Welcome to another two weekly review of energy and environmental events and developments from both here in New Zealand and around the world. As always we hope you find our collection of stories to be of interest in what continues to be a rapidly evolving area.
In our first couple of articles we examine how people are becoming concerned about the growth in GM based foods with ‘Millions march against GM crops’ (well mainly against Monsanto). Protesters are seeking more informative food packaging, so better purchasing decisions can be made. Monsanto, as the world’s leading GM seed producer doesn’t seem too keen on this idea, with sales of non-GM labelled food, growing at between 15% and 30%, it’s not hard to see why.
Not only is there a growing awareness about GM, sometimes it can appear where it shouldn’t be growing – like in a wheatfield in Oregon. The GM crop even though it wasn’t intentionally planted, was subsequently found to be an older and unapproved Monsanto strain. Monsanto sure makes some bad ass strains of GM – nice going Monsanto!
We also examine the benefits of life cycle assessments and reducing emission outputs. When a company performs a lifecycle assessment, areas that emit the highest amount of carbon are identified; thus allowing a company to focus and improve or manage these better. This provides better transparency in the sustainability of their product, which may in turn influence customer decisions, but also reveals the steps that are in between (suppliers, government controls etc) to the final product and purchase.
For an example of how a lifecycle assessment could be beneficial, we look at the manufacture of shoes. Often manufacturing can account for two-thirds of greenhouse emissions. On average a pair of Asics shoes generates 13.6 kgs of carbon emissions. With around 360 different stages involved in the manufacture and assembly of a pair of shoes, companies are looking at ways the number of stages might be reduced – but first of all, these stages need to be understood and where the lifecycle assessment comes in.
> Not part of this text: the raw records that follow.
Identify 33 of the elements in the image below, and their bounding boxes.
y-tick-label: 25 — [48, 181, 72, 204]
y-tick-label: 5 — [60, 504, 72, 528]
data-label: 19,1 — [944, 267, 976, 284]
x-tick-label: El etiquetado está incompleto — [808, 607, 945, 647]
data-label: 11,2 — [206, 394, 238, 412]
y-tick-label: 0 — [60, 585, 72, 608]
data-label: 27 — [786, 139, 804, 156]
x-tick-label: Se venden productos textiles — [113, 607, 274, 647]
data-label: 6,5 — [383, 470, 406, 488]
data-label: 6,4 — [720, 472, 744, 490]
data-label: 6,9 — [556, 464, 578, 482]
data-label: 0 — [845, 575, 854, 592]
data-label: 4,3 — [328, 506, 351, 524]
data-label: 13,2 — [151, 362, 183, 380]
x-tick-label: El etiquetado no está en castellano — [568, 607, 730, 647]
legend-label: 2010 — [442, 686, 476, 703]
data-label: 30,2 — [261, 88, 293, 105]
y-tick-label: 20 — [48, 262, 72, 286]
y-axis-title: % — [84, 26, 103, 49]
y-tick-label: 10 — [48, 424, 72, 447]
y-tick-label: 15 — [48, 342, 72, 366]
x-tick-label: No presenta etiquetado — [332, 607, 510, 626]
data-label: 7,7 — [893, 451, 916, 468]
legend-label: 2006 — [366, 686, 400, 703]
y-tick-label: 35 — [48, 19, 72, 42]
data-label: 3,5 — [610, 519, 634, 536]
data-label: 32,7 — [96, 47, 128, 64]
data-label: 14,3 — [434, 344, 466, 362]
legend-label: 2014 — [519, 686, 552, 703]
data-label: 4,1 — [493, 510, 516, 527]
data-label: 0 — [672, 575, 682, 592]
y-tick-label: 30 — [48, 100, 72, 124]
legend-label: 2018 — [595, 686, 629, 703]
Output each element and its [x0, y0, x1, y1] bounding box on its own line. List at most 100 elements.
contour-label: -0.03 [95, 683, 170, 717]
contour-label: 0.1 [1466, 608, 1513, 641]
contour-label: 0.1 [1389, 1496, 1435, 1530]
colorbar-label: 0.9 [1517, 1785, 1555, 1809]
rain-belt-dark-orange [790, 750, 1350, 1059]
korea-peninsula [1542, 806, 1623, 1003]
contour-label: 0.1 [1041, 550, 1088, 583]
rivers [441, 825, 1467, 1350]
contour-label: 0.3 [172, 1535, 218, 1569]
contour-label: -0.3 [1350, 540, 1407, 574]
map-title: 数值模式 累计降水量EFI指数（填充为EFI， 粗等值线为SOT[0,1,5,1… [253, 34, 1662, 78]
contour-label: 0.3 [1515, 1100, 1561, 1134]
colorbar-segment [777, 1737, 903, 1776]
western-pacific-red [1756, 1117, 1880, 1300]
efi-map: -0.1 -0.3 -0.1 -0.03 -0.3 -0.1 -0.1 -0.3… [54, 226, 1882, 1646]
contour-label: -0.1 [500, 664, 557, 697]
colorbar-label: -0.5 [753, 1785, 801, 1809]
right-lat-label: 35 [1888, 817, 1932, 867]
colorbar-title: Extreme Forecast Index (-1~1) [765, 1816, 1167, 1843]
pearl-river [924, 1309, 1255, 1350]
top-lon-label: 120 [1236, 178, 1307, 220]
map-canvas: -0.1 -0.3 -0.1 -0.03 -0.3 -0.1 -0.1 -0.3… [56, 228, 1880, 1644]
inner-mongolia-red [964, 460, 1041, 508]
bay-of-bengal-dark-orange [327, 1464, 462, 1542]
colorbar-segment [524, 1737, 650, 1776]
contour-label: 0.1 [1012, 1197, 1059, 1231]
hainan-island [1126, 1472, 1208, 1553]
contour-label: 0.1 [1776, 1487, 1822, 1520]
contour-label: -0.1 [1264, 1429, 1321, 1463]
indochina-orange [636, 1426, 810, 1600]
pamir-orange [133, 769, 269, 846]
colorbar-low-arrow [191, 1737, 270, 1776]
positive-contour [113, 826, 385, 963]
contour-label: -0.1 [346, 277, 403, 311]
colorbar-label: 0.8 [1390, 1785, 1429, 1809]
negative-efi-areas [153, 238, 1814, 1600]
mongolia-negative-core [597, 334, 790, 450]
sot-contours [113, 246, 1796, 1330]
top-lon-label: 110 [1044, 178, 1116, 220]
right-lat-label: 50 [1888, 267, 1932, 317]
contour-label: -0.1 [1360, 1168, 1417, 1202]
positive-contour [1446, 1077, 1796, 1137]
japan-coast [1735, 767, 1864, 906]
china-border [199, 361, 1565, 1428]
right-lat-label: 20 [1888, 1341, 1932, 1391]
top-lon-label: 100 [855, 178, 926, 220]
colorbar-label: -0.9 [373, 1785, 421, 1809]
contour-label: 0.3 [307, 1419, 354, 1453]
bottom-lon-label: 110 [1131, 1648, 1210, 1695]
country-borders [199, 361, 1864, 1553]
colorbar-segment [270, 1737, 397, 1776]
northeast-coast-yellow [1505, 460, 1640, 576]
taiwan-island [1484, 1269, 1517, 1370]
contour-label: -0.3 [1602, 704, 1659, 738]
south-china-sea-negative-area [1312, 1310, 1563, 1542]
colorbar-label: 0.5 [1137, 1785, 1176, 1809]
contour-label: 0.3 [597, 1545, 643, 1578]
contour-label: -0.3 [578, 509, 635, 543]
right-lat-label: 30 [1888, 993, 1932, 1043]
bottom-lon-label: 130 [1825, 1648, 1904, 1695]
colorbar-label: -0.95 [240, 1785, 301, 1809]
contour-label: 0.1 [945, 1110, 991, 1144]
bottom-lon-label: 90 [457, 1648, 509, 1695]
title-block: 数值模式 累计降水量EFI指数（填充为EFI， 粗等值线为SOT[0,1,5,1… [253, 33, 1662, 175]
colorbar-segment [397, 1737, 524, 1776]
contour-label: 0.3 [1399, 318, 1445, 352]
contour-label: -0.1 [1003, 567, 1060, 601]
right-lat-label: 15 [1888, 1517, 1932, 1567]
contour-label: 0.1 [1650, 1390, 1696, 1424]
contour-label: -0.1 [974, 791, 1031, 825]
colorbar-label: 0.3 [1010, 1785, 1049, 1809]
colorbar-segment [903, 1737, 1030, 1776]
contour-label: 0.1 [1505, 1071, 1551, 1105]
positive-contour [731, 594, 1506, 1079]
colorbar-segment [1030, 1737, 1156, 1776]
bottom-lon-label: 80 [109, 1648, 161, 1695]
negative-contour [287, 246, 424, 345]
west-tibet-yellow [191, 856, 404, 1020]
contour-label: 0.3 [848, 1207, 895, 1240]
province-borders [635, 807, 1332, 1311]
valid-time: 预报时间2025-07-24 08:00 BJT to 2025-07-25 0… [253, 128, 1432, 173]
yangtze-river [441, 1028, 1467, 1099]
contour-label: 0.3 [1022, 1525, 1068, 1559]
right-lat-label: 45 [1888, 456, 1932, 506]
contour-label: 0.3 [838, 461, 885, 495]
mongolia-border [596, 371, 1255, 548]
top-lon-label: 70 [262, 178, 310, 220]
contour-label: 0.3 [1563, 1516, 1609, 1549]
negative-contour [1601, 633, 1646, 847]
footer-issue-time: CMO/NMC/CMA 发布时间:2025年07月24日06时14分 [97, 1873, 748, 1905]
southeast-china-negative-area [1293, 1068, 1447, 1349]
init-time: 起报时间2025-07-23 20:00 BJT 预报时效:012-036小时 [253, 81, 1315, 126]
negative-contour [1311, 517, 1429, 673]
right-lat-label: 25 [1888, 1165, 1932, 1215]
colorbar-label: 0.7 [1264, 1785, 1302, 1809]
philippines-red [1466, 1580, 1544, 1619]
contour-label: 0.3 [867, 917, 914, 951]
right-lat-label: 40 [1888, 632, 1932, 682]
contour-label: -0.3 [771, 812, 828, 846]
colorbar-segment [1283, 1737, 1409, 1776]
After the lifecycle assessment is completed, the next step is to reduce emissions. Often intricate processes are put in place to reduce carbon emissions by taking away human contact, but sometimes human interaction can be beneficial. For example, a simple system of placing small inconspicuous coloured dots on energy consuming equipment reminds people when they can be turned off, or just to turn off lights when not required (red dots for lights). Members of Staff therefore can become stakeholders in their company’s own sustainability programme through simple and effective processes.
Life cycle assessments can also apply to nature. For example, we examine how the Sumatran rainforest is rapidly disappearing due to industrial landscaping. Companies who have undertaken lifecycle assessment, such as Adidas, Hasbro and Nestle are now insisting suppliers who previously used products from the Sumatran rainforest to source their products from elsewhere.
Our next articles focusses on sustainability reporting. Our first story discusses three key guideposts that should be considered when creating a sustainability report. Before a company embarks on sustainability reporting, they should first consider materiality. This is a process by which a company determines which topics are to be addressed in a corporate social responsibility, or sustainability report.
But then why should a company even consider sustainability reporting in the first place? Well, according to a recently released report out of North America, the majority of companies that have them implemented, say that it leads to higher cash flows and assists enhance the firm’s reputation. Transparency, competitive advantage, risk management and stakeholder pressure were all seen as motivation for reporting, whilst availability of data, accuracy or completeness of data and internal buy-in were seen as challenges.
As one of the fastest changing renewable generation technologies, we examine how the photovoltaic industry, with economics of scale, subsidies and advances in technology all contributing to the global photovoltaic industry, is predicted to nearly double in market size, to $155 billion in 2018. US, China, Japan and India are all expected to join the likes of Germany in growing their installed PV generation capacity.
Our next article considers the warning from the United Nations that businesses must manage the risk of economic losses due to natural disasters. The UN third edition of its Global Assessment Report, reports that small and medium enterprises are particularly at risk. In a 2013 survey, of the 1,300 small and medium businesses involved, only 14.2% of companies with less than 100 employees had any form of business continuity plan. The report reviewed the national database of 40 countries arguing that stronger disaster risk management reduced uncertainty and strengthened confidence. As an example of significant natural disaster loss, Toyota lost $1.2 billion in 2011 due to the Japan earthquake and tsunami.
As another example of a natural disaster, albeit slower moving, we look at changes to the world’s climate and in this instance – glacial retreat. Since 2004, glacial retreat has accelerated and now in some places receding 3-4m per year, exposing land not seen since AD1550 to AD 1850. This has led to researchers uncovering plants that have been frozen a century ago. Furthermore, these 400 year-old plants are sprouting, with many of these species being new to science. One can only speculate what will be uncovered in the future… an iPlant?
We finish this Snippets looking at a couple of innovative buildings. First up is an algae powered building using panels filled with algae to provide fuel as well as shade the building. If the idea of being in a literally ‘green’ building doesn’t appeal, how about a hairy one? A Swedish firm has designed a building covered in ‘hair’ to collect wind energy. All examples of where engineering boundaries are constantly being pushed and what we through was impossible or science fiction, being successfully engineered today.